Belgique

Le Premier ministre Charles Michel a peu goûté l'appréciation portée par son prédécesseur Elio Di Rupo à l'encontre du gouvernement, requalifiant le slogan 'jobs, jobs, jobs' en 'misère, misère, misère'. "Ce type de propos émanant de quelqu'un qui a exercé les plus hautes responsabilités au sein du gouvernement ne renforce pas la crédibilité de leur auteur", a-t-il indiqué. Interrogé par des parlementaires de la majorité sur la situation socio-économique du pays, M. Michel a une nouvelle fois dressé le bilan de l'action de son gouvernement qui, a-t-il dit, a créé quelque 176.000 emplois et qui a vu quatre fois plus d'indépendants démarrer une activité, avec un effet positif sur la cohésion sociale.

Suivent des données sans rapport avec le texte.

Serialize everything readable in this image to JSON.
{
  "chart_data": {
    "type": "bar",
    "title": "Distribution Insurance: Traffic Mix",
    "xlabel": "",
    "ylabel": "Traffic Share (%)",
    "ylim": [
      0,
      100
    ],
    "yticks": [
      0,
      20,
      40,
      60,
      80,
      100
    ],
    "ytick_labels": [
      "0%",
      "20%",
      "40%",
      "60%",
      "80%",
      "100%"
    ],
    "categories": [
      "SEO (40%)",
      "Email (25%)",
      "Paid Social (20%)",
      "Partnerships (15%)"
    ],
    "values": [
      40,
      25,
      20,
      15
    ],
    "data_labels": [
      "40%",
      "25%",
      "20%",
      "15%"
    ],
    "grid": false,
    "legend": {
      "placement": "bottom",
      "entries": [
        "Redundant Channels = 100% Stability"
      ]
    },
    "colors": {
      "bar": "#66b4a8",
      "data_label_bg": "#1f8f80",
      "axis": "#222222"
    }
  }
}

Lors de ses voeux à la presse mercredi soir, le président du PS Elio Di Rupo avait dénoncé au contraire l'échec du gouvernement dans la création d'emplois au regard de la conjoncture favorable de la zone euro. "Ce n'est pas jobs jobs, jobs, c'est misère, misère, misère", a-t-il dit.

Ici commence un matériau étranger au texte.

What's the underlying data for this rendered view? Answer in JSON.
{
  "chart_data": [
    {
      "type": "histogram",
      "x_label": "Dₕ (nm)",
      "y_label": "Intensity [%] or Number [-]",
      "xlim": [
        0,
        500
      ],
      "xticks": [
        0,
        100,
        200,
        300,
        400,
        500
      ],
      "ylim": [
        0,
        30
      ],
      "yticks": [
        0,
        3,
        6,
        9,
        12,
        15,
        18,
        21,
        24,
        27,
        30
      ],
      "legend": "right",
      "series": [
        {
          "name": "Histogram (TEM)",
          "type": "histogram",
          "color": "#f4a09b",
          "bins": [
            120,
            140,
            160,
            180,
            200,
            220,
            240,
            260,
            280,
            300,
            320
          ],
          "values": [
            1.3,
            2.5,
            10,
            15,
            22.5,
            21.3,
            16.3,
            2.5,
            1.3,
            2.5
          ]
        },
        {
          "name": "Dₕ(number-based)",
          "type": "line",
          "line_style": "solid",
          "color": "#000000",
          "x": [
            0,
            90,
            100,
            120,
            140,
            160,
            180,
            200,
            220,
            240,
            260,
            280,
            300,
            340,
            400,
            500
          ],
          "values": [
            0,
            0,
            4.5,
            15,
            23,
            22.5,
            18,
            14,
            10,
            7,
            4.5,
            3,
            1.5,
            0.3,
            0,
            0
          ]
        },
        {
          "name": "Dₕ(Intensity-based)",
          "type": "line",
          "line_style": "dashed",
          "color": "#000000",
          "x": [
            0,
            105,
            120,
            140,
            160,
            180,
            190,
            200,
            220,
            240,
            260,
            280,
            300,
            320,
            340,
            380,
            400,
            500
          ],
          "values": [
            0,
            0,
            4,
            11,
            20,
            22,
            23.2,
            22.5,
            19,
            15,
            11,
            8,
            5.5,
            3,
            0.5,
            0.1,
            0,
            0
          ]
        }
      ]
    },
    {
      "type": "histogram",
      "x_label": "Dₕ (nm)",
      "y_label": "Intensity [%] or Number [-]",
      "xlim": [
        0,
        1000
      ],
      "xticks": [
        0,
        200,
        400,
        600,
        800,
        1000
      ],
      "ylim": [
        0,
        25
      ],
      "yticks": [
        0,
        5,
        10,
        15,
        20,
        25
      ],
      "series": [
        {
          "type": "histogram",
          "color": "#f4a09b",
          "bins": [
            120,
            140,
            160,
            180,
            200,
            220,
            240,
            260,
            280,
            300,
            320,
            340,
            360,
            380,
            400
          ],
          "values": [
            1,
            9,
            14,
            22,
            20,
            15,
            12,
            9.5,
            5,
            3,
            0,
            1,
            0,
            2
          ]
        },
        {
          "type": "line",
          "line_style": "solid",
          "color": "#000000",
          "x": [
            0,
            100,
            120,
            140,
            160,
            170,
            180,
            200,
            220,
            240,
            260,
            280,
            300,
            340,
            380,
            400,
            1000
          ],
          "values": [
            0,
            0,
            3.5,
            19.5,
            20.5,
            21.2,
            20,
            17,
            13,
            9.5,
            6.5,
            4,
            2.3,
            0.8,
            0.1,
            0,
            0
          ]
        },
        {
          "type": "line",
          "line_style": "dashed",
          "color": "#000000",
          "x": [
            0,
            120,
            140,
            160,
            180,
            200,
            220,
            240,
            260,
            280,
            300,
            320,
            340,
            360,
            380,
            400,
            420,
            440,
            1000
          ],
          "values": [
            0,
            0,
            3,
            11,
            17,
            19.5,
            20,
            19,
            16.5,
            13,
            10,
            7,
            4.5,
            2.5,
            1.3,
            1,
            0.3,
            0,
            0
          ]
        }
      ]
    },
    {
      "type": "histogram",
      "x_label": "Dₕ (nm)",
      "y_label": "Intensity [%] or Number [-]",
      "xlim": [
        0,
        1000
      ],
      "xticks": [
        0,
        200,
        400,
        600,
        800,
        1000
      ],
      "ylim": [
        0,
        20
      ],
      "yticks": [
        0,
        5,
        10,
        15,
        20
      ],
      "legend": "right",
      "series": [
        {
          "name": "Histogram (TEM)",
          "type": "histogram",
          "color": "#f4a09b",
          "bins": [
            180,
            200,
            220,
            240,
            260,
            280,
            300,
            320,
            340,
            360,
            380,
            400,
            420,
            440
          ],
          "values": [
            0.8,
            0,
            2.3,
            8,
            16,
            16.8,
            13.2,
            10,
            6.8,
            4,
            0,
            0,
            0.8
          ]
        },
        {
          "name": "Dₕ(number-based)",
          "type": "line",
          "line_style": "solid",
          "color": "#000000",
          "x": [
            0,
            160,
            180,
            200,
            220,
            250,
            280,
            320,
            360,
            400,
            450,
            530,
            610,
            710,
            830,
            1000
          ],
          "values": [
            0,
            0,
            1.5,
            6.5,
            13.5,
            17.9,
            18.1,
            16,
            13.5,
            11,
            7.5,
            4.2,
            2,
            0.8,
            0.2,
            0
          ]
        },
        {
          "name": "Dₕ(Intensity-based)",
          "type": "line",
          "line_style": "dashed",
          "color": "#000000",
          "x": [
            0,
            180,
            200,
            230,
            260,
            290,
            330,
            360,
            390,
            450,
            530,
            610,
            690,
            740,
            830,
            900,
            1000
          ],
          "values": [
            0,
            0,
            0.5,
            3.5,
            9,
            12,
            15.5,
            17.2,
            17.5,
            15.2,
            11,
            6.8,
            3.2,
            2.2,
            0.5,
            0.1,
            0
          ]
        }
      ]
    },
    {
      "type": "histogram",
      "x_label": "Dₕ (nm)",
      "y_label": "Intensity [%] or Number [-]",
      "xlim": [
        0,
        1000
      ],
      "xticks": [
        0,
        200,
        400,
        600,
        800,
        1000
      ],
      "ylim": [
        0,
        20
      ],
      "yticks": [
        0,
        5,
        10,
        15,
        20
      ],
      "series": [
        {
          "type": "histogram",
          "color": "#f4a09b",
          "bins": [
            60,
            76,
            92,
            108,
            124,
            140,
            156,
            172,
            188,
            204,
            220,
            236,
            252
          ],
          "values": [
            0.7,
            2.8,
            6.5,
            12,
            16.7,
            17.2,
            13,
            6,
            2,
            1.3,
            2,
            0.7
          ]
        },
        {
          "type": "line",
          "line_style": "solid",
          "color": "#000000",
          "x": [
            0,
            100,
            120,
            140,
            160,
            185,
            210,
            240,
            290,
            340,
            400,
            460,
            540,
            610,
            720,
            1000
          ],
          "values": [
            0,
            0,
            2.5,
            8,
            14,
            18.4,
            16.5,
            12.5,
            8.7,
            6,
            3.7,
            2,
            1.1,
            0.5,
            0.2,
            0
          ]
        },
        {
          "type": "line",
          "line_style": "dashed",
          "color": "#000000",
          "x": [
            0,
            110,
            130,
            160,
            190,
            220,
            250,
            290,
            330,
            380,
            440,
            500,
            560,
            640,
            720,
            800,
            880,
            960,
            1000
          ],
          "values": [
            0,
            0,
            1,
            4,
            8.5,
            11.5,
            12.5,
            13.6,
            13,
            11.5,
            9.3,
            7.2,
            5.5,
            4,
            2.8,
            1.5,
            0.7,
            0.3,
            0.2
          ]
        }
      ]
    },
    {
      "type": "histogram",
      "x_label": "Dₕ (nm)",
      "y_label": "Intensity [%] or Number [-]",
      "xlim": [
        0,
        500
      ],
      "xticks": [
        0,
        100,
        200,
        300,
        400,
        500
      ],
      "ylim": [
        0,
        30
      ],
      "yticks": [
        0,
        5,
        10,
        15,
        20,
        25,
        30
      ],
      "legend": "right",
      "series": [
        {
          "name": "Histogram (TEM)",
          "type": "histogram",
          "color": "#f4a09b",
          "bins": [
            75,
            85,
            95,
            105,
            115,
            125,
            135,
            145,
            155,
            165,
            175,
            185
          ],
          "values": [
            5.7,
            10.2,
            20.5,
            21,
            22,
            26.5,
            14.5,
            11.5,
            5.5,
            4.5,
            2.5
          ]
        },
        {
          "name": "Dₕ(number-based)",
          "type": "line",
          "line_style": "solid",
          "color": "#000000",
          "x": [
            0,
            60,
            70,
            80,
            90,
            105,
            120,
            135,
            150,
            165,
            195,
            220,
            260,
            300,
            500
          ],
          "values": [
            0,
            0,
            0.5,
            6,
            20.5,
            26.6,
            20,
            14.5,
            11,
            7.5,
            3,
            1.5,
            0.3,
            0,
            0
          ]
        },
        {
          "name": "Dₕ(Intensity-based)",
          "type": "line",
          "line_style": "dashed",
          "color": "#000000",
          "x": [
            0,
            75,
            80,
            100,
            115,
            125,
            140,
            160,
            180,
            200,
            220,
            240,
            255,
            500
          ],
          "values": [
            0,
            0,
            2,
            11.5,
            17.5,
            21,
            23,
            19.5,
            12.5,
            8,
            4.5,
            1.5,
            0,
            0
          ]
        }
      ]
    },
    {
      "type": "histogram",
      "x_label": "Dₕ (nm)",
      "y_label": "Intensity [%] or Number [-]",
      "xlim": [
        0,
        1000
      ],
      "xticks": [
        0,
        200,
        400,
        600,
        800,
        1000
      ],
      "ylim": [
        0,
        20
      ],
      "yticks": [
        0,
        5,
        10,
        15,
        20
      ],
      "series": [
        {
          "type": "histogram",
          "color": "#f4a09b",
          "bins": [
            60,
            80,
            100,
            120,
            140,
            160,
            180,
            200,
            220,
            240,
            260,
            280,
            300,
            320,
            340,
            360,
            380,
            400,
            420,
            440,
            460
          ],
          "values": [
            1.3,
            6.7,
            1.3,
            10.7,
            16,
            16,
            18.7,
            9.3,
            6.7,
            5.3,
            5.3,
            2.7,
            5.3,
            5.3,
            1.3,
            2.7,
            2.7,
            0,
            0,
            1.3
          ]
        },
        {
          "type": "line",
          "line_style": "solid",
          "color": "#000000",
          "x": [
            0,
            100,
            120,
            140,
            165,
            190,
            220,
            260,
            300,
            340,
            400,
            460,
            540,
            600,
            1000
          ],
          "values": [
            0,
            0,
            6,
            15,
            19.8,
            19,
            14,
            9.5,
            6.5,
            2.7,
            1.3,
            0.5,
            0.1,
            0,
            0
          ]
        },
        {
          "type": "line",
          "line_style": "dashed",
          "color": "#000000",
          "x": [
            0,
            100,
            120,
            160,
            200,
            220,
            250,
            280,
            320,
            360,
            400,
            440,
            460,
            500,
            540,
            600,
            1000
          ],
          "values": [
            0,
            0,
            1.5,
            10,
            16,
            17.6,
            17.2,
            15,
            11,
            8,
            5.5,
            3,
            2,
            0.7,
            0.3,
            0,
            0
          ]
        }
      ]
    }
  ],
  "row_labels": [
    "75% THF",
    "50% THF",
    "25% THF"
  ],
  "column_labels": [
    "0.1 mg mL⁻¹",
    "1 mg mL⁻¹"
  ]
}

"Je me suis demandé s'il parlait de la situation de son propre parti ou de celle de la ville de Mons, sa commune", a répliqué jeudi M. Michel, ajoutant: "sous le gouvernement Di Rupo, ce sont 25.000 emplois privés qui ont disparu, misère, misère, misère, c'était vos choix".

Le ton est monté avec le chef de groupe PS Ahmed Laaouej. "Pour ce qui est de la crédibilité, voyez avec Francken", a-t-il lancé au chef du gouvernement, rappelant par ailleurs que le MR présidé par Charles Michel faisait partie de la coalition Di Rupo.